Les enseignants peu efficaces ont des attentes pédagogiques faibles et portent un regard négatif sur le niveau des élèves et leurs capacités d’apprentissage. Ainsi, les élèves faibles font l’objet d’un traitement différentiel : les enseignants attendent moins longtemps les réponses quand ils les interrogent, les critiquent plus souvent, les félicitent moins, interagissent moins avec eux et leur posent des questions plus simples ; au final les professeurs exposent les élèves faibles « à un curriculum plus pauvre » (Jarlégan, 2008).

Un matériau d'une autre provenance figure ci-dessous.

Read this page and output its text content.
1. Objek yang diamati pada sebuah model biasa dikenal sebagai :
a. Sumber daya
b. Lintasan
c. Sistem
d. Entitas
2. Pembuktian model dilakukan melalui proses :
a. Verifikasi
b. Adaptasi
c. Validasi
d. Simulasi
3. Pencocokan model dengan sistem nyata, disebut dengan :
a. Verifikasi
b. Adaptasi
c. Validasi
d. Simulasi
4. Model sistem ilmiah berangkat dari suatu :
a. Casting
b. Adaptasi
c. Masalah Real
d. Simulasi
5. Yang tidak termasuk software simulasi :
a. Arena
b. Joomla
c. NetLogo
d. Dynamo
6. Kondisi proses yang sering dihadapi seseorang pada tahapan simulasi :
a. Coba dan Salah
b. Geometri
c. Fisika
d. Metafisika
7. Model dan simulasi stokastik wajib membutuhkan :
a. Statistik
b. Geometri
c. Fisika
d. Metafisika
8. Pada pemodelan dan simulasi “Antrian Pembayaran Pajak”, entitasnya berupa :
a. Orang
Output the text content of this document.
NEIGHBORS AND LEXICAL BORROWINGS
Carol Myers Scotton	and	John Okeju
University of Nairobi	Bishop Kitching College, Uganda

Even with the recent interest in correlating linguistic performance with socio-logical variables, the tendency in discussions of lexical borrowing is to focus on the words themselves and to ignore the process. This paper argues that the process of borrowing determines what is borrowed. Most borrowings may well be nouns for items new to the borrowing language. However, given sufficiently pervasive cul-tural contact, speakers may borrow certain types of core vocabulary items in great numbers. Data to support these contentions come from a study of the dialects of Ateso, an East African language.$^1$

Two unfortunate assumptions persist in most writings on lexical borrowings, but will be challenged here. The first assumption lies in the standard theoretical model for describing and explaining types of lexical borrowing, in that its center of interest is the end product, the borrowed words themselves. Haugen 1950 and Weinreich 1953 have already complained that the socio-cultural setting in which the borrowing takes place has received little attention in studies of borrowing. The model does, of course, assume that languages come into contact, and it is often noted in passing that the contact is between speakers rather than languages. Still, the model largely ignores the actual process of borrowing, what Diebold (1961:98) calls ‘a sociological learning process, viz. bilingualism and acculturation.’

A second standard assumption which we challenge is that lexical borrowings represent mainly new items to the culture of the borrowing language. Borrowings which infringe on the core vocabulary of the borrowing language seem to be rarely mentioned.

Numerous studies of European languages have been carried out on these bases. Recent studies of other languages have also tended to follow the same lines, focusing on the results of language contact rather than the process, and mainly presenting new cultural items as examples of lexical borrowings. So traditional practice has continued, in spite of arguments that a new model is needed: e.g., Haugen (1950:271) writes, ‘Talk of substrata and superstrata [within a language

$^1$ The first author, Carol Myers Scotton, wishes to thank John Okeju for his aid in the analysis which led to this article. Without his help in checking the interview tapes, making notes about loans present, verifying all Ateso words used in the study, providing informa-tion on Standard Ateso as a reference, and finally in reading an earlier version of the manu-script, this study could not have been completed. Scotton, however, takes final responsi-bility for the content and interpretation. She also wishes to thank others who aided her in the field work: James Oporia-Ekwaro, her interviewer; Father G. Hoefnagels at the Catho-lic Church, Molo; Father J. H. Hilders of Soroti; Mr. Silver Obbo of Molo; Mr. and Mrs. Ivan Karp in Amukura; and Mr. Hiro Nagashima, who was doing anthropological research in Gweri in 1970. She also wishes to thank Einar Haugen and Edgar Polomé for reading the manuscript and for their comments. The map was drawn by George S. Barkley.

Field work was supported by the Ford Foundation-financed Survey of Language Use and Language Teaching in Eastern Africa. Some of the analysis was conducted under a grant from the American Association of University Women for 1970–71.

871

En revanche, les professeurs efficaces valorisent leurs élèves (par la parole, des sourires, des regards) et développent une attitude constante envers les résultats peu élevés en acceptant, par exemple, qu’un élève ne comprenne pas sans être pour autant « mauvais » (Lautier, 2008).
Le jugement des enseignants pèse donc sur la réussite des élèves, leurs représentations également. Les stéréotypes associés à chaque sexe poussent nombre de professeurs à croire que les garçons sont plus doués pour les disciplines scientifiques et techniques et les filles pour les matières littéraires. Non seulement, les enseignants sollicitent davantage les garçons en mathématiques mais ils leur demandent aussi plus souvent des réponses conceptuelles plutôt que des restitutions de savoirs souvent exigées des filles. Des travaux anglo-saxons montrent que les garçons sont plus souvent félicités pour leurs performances et réprimandés pour leur comportement, les filles sont plus souvent félicitées pour la qualité de la présentation de leurs écrits ou leur comportement. Cette différenciation pédagogique développerait la confiance en eux des garçons et réduirait celle des filles qui sous-estimeraient alors leurs chances de réussite en mathématiques. (Jarlégan, 2008). La socialisation par l’école renforcerait donc la socialisation familiale plutôt que de la corriger. Dans leur ouvrage Allez les filles ! Baudelot et Establet expliquent que les garçons sont éduqués dans une culture de l’agon (guerrier en grec) et les filles dans une culture de la docilité, culture qui les conduit à moins s’orienter (et être orientées) dans les filières sélectives ou vers des postes à responsabilité. L’Observatoire des inégalités nous le rappelle : si les filles sont majoritaires à l’université ou dans les classes préparatoires en France, elles décrochent toutefois moins souvent un doctorat et sont sous-représentées dans les grandes écoles.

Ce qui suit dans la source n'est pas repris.